The information became known on the eve of the first anniversary of the Dec 16 attack on schoolchildren — one of the most brutal episodes in the country’s history — reflecting the Karachi police irresponsible approach towards the safety of schoolchildren despite the looming threat.
In a sharp contrast, the same system that was launched in Punjab around the same time has been gradually expanded to cover every district of the province.
“In the wake of the growing security concerns for educational institutes throughout the country, Karachi police in collaboration with Ufone launched a single-click EAS to strengthen and complement the security operations of the police department,” said an official citing details and background of the project launched in March 2015.
“Amid growing terror threats after the APS Peshawar attack, the mobile phone company collaborated with the police in Punjab and Karachi to launch the mobile-based panic alarm system for educational institutions.
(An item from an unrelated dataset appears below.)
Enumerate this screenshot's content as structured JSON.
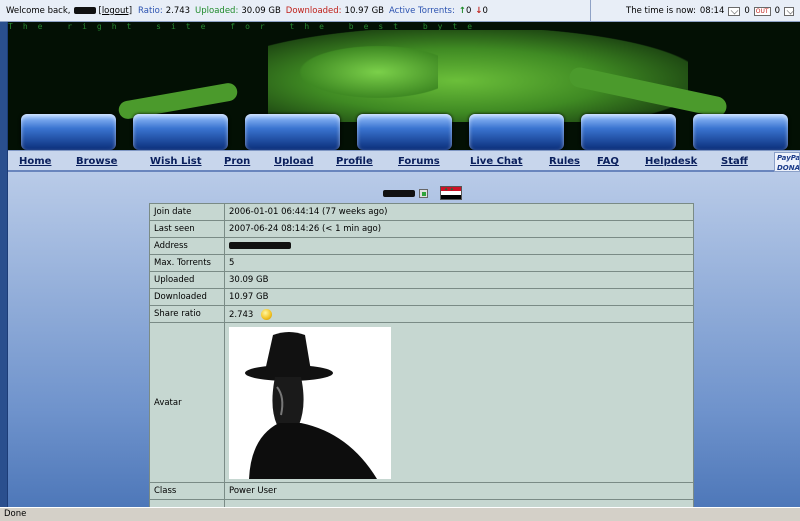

The entire exercise was done on the advice of the security and intelligence agencies, which led to other measures as well to secure schools and educational institutions,” the official explained.
The system was launched successfully and all standard operating procedures (SOPs) were being followed by the educational institutions and the law enforcement agencies both in Punjab and Karachi, he added.
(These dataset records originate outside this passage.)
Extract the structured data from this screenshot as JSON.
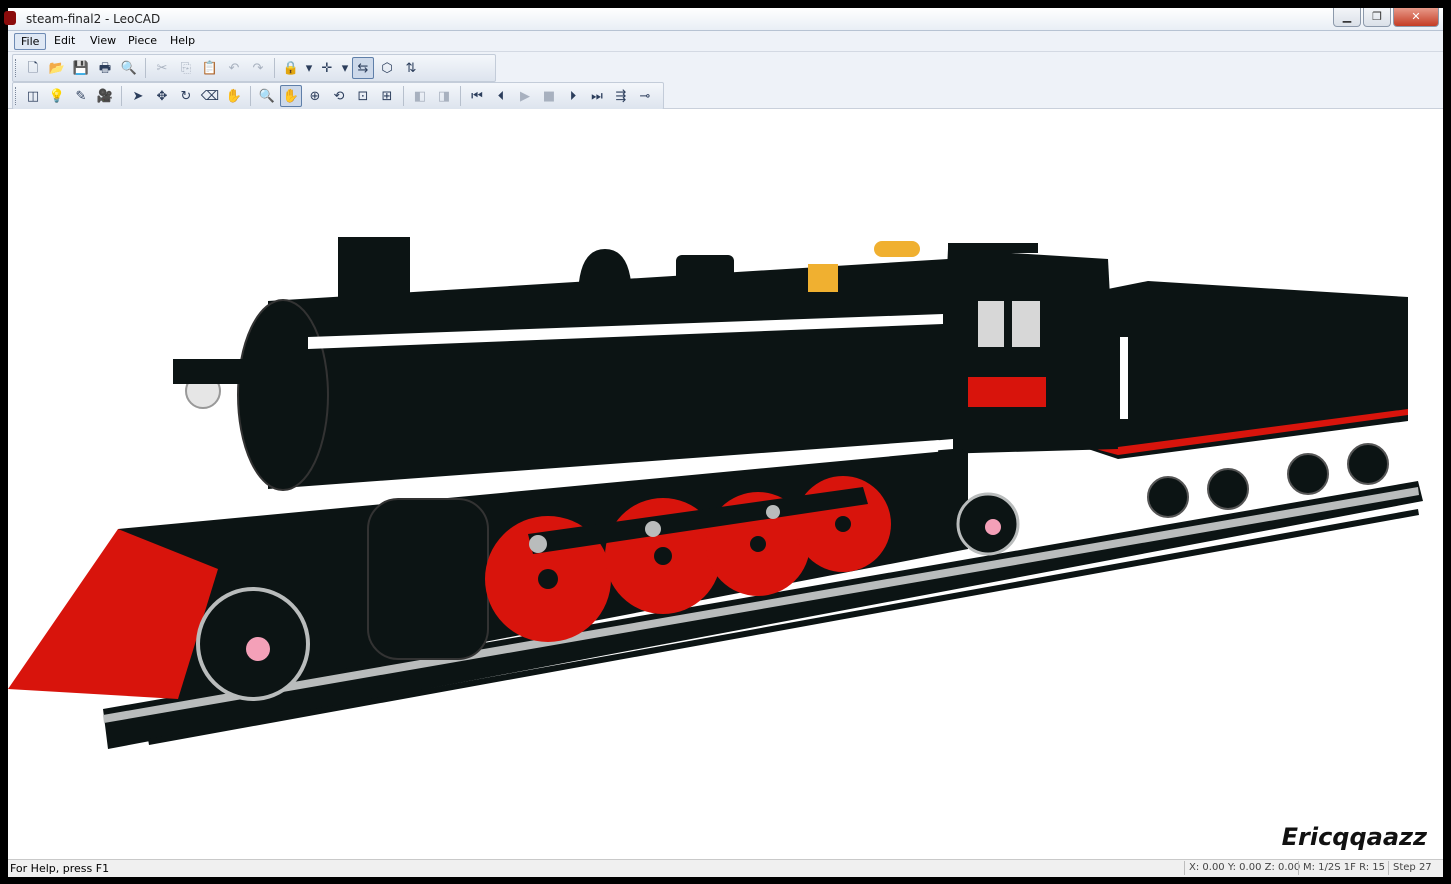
{
  "window": {
    "title": "steam-final2 - LeoCAD",
    "controls": {
      "minimize": "▁",
      "maximize": "❐",
      "close": "✕"
    }
  },
  "menu": {
    "file": "File",
    "edit": "Edit",
    "view": "View",
    "piece": "Piece",
    "help": "Help"
  },
  "toolbar_standard": {
    "new": "🗋",
    "open": "📂",
    "save": "💾",
    "print": "🖶",
    "preview": "🔍",
    "cut": "✂",
    "copy": "⎘",
    "paste": "📋",
    "undo": "↶",
    "redo": "↷",
    "snap": "🔒",
    "snap_menu": "▾",
    "lock": "✛",
    "lock_menu": "▾",
    "move_mode": "⇆",
    "angle": "⬡",
    "zoom_fit": "⇅"
  },
  "toolbar_tools": {
    "insert": "◫",
    "light": "💡",
    "spotlight": "✎",
    "camera": "🎥",
    "select": "➤",
    "move": "✥",
    "rotate": "↻",
    "erase": "⌫",
    "paint": "✋",
    "zoom": "🔍",
    "pan": "✋",
    "rotate_view": "⊕",
    "roll": "⟲",
    "zoom_region": "⊡",
    "zoom_extents": "⊞",
    "prev_piece": "◧",
    "next_piece": "◨",
    "first": "⏮",
    "prev": "⏴",
    "play": "▶",
    "stop": "■",
    "next": "⏵",
    "last": "⏭",
    "insert_step": "⇶",
    "key": "⊸"
  },
  "colors": {
    "accent": "#0a6cd6",
    "model_black": "#0c1414",
    "model_red": "#d8140c",
    "model_white": "#ffffff",
    "model_gray": "#b9bcbc",
    "model_yellow": "#f0b030",
    "model_pink": "#f4a0b8"
  },
  "viewport": {
    "watermark": "Ericqqaazz"
  },
  "status": {
    "help": "For Help, press F1",
    "coords": "X: 0.00 Y: 0.00 Z: 0.00",
    "snap": "M: 1/2S 1F R: 15",
    "step": "Step 27"
  }
}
When asked about the current status of the system in Karachi, he briefly replied that it had not been active in the metropolis for the past three months. However, he did not explain the reasons behind it.
The sources privy to the development said it was the “non-seriousness” on part of the Karachi police who despite spending a huge amount of money to launch the project and training 200 officers to meet the challenge did not take steps to run the system.
“It was so successful for the first six months that the Karachi police registered over 4,000 schools and deputed 200 officers to receive the panic alerts,” said the source.
“The whole idea was that if any of the schools witnessed any suspicious activity or received a threat, the official concerned would just press a button on their mobile phone sending an alert to the respective officers to mobilise the security arrangements without delay.”
Under the arrangements, he said, the cellular company provided the Karachi police with phone connections and handsets on which the alerts could be received. The police on their part trained 200 officers for this project but the entire exercise proved futile, as the system had been down for the past three months, he added.
“The same system was also launched in Punjab at the same time and currently it is working successfully there with over 140,000 registered phone numbers of schoolteachers,” he added.
“Unlike Punjab, the system has failed to function in Karachi that poses a high security risk. While over 4,000 schools were registered with the EAC, the phone numbers of police which were supposed to receive the alert are blocked due to non-payment of dues.”
The phone numbers, he said, were provided under a centralised billing agreement with the Karachi police and despite not receiving any payments since March 2015, the numbers were kept active for over six months keeping in view the sensitivity of the project.
“However, after more than six months, the SIMs (subscriber identity modules ) have become blocked, which poses a high security risk to the educational institutions in Karachi. The same system is a success story in entire Punjab province reflecting that it’s actually a matter of interest from the authorities concerned and not the resources,” he added.